Kyriakides spoke after writing to EU health ministers warning of a “concerning surge” in cases under way in the EU, including increasing rates of severe illness and hospital and intensive care admissions, urging them to do more to prepare for what could be a rough autumn and winter in the bloc.
The steps the commissioner is urging include implementing year-round surveillance and testing capacity for acute respiratory illnesses this winter and beyond, as well as lining up ample healthcare supplies and being prepared to reintroduce masks and social distancing.
But she made it clear the insipid pace of vaccination campaigns is a key concern given the brief window faced before the cold and flu season.

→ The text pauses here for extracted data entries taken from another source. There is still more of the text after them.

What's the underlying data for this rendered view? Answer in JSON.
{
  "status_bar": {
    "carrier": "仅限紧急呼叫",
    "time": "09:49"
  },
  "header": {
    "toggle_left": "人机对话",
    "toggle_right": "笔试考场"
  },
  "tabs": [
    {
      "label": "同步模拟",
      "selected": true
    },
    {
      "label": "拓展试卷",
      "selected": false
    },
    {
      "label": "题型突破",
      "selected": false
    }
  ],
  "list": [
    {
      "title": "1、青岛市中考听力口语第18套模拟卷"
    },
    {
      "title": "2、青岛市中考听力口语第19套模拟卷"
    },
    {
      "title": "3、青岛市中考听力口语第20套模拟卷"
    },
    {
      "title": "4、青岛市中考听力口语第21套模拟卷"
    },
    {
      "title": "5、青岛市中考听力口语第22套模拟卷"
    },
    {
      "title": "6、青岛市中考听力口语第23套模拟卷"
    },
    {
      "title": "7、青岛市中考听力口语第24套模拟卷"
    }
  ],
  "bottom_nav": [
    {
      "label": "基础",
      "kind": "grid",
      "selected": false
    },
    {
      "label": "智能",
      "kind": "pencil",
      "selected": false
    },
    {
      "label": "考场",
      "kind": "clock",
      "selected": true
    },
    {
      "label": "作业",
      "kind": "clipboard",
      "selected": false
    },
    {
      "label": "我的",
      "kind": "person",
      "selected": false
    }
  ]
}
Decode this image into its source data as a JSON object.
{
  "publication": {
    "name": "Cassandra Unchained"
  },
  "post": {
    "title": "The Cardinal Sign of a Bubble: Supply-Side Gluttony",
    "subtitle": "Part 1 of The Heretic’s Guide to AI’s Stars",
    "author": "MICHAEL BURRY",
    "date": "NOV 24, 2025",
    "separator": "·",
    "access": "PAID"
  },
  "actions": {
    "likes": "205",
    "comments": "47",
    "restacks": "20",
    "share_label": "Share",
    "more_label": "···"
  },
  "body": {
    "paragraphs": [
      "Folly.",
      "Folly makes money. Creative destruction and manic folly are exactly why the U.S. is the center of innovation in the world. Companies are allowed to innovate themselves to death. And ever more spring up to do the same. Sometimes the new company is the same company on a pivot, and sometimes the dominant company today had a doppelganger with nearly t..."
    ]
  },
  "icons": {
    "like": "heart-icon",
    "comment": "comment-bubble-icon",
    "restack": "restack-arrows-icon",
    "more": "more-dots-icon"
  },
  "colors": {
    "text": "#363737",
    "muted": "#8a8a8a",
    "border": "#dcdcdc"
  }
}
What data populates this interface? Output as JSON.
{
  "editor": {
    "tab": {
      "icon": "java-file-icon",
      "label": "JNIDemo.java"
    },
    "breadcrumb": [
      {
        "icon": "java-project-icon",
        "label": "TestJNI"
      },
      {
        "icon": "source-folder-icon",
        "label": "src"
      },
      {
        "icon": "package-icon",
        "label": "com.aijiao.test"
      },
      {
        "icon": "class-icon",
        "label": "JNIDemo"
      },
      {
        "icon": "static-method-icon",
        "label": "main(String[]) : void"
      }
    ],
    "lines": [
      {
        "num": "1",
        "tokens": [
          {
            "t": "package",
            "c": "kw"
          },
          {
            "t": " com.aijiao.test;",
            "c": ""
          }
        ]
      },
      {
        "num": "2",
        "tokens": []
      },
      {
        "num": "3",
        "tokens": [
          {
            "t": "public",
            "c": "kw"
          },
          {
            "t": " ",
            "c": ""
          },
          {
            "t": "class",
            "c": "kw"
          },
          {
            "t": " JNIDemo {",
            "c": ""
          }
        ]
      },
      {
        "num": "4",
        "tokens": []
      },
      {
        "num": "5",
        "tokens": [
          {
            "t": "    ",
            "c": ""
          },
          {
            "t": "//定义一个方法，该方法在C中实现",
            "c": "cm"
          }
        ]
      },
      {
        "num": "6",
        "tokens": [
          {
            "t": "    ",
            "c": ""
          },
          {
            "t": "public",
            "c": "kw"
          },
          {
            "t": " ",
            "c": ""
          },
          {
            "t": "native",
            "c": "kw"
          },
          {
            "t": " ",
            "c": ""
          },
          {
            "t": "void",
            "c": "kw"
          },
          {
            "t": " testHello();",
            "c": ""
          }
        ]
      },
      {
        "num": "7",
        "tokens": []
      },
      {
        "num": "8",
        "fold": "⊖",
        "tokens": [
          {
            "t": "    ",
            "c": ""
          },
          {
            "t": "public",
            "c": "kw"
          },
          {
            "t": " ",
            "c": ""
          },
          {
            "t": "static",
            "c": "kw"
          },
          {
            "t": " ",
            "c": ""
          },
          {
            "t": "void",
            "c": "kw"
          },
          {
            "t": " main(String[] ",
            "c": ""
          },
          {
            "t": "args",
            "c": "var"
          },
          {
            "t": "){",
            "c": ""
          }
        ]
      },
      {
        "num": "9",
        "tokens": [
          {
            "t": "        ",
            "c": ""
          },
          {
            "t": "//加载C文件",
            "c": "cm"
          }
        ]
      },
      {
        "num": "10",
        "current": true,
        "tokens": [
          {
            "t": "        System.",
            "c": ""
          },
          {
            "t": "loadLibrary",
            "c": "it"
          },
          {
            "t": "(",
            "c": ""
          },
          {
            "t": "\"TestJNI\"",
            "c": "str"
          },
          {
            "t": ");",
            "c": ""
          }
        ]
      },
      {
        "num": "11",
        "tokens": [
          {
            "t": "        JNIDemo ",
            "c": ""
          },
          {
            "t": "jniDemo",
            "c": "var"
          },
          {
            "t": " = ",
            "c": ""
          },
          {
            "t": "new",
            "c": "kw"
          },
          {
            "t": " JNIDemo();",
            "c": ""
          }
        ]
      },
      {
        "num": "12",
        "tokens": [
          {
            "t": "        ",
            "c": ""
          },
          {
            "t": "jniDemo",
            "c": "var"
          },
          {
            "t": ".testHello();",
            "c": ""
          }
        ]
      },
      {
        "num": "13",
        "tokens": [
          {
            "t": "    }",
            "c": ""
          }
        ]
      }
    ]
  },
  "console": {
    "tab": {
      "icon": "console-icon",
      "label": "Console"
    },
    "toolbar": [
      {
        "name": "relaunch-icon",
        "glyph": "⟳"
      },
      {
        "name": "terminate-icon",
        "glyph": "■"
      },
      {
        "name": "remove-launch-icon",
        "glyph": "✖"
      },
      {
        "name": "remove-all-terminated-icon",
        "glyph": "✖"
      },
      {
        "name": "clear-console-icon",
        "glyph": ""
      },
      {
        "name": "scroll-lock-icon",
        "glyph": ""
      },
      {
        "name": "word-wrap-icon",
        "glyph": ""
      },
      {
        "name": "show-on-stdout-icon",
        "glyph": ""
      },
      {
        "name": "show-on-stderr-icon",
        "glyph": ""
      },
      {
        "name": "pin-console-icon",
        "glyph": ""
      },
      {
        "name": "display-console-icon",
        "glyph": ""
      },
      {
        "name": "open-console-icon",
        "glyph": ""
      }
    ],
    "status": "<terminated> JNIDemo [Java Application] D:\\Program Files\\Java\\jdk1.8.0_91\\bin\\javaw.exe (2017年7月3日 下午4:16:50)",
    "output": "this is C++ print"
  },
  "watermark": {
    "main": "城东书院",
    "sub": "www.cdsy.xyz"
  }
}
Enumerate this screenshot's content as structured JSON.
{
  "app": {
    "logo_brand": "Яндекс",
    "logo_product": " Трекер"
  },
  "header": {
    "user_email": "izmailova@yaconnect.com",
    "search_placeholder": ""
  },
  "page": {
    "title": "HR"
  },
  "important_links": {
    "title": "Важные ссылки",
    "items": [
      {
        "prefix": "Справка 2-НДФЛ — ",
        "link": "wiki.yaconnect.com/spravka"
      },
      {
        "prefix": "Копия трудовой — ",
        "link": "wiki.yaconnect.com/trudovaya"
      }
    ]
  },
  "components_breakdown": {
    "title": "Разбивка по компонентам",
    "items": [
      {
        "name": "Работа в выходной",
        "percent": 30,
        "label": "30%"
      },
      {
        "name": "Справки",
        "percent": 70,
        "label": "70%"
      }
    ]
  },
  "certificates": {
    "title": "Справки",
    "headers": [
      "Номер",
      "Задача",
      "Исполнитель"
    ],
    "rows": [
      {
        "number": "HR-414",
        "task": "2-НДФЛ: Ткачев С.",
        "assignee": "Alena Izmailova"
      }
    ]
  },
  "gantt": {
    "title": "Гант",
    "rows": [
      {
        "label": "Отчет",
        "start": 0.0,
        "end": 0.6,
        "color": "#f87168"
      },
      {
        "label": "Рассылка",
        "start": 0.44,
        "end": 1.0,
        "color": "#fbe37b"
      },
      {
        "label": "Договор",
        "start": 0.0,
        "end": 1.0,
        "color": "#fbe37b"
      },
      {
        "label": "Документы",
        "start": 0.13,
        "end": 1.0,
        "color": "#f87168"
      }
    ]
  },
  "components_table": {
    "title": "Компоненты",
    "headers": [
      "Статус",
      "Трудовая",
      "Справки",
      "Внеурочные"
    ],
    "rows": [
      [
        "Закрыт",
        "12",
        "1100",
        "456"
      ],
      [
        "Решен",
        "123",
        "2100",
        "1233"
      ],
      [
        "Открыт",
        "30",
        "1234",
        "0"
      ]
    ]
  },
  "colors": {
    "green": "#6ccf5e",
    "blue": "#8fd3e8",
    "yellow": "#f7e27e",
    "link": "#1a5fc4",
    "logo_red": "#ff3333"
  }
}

In early July, European health agencies recommended extending eligibility for second booster shots of Covid vaccines to those over the age of 60, as highly transmissible variants drive up hospital admissions across the continent.
Despite that advice, less than 65 per cent of adults have been boosted in the EU, while nearly 15 per cent are not vaccinated at all.
“The summer months are months when we need to increase our preparedness for what could come ahead, in terms of vaccines, therapeutics and medical equipment,” she said.
It was appropriate for over-60s and vulnerable groups to get the extra booster immediately to ensure they are protected against the wave that is under way, Kyriakides said. Asked if she thought there would need to be freshly adapted jabs for the latest variants driving infections in the EU, Kyriakides insisted that the vaccines already available remained effective against the versions of the virus that are circulating.
The sluggish pace of vaccinations could partly be attributed to citizens waiting for the arrival of vaccines adapted for new variants, which could get approval in September, the commissioner said. But individuals instead needed to get vaccinated “as quickly as possible” with the current vaccines.
The plateau, she said, was due to various issues, including “the feeling that the pandemic was possibly on a downward spiral or was over”, as well as a sense of vaccine fatigue.
“It comes from a lot of discussion that the common vaccines are not protective, so let’s wait for new adapted vaccines that will come out in the autumn or winter. There are a lot of factors there”. But she stressed: “There is no time to lose.”